The move was sharp even by 2026 standards. Gold has traded in a wide $4,100-$5,303 monthly range, and this plunge marked one of the fastest single-session drops of the year. Since then, the gold price has recovered to $4,910 - up 8.5% on the week - but remains nearly 4% below where it stood a month ago. Silver sits at $75.11, down over 9% on the month, while platinum and palladium have bounced 6.7% and 17.6% respectively on the week.
Who’s involved
The dollar is the protagonist. When geopolitical risk translates into energy supply disruption fears - as US-Iran tensions invariably do - the inflationary impulse can strengthen the greenback. Traders pricing in higher-for-longer rates and potential energy shocks rotated into dollar assets, pressuring gold mechanically.
Central bank buyers, who have been a structural pillar of gold demand above $4,000, appear to have stepped back during the volatility rather than aggressively buying the dip.
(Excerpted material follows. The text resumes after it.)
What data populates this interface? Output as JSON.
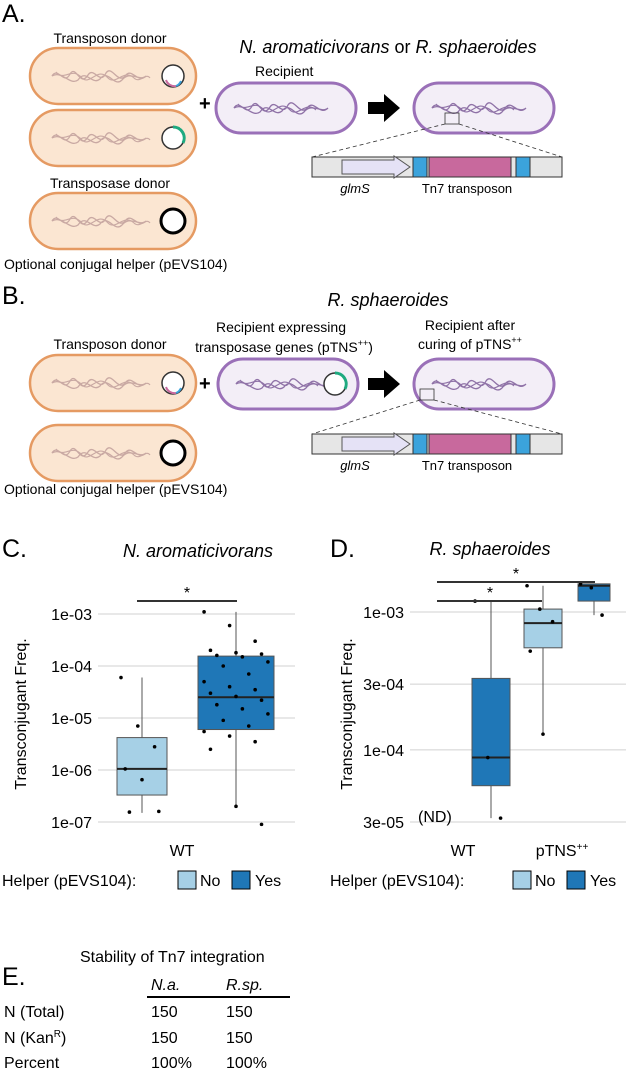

Speculative positioning had been stretched long heading into the sell-off, amplifying the downside as leveraged longs were forced to liquidate.
Palladium’s 17.5% weekly surge suggests industrial metals traders are pricing in supply disruption risk more directly - particularly given the metal’s concentrated production base and sensitivity to geopolitical shipping routes.
Why it matters
Gold’s relationship with geopolitical risk is not as straightforward as the textbook suggests. When conflict scenarios drive dollar strength and inflation expectations simultaneously, gold can find itself squeezed from both sides. This is similar to the early phase of the Ukraine conflict in 2022, when gold initially spiked but then gave back gains as dollar strength and rate expectations took over.
What makes this different is the price level. Gold trading around $4,900 with this kind of intraday volatility - a monthly range exceeding $1,200 - signals a market that is deeply uncertain about its own fair value. The gold-silver ratio at 65.4 suggests silver is bearing the brunt of the risk-off mood, underperforming gold meaningfully on the month.
The broader concern is whether US-Iran escalation feeds into a sustained inflation impulse. If energy prices remain elevated and supply chains face disruption, the Fed’s rate path becomes even more uncertain - and that uncertainty, not the geopolitics itself, will ultimately determine gold’s direction.
What to watch
Today’s US employment data is critical. Non Farm Payrolls, the unemployment rate, and the U-6 underemployment measure all land today and will shape rate expectations heading into the second quarter. A strong print could reinforce the dollar bid and pressure gold back towards $4,600 support. A weak number might give gold bulls the ammunition to push back above $5,000.
Three things to watch closely: whether central bank buying re-emerges on any further dips below $4,800; the dollar index - if it holds recent gains, gold’s recovery will struggle for momentum; and the palladium-platinum spread, which is narrowing rapidly and often signals shifts in broader risk appetite across the metals complex. The $4,600 level is the line in the sand. If gold revisits it and holds, the bull market structure remains intact. If it breaks, we’re in different territory.
This article is for informational purposes only and does not constitute financial advice. Always do your own research before making investment decisions.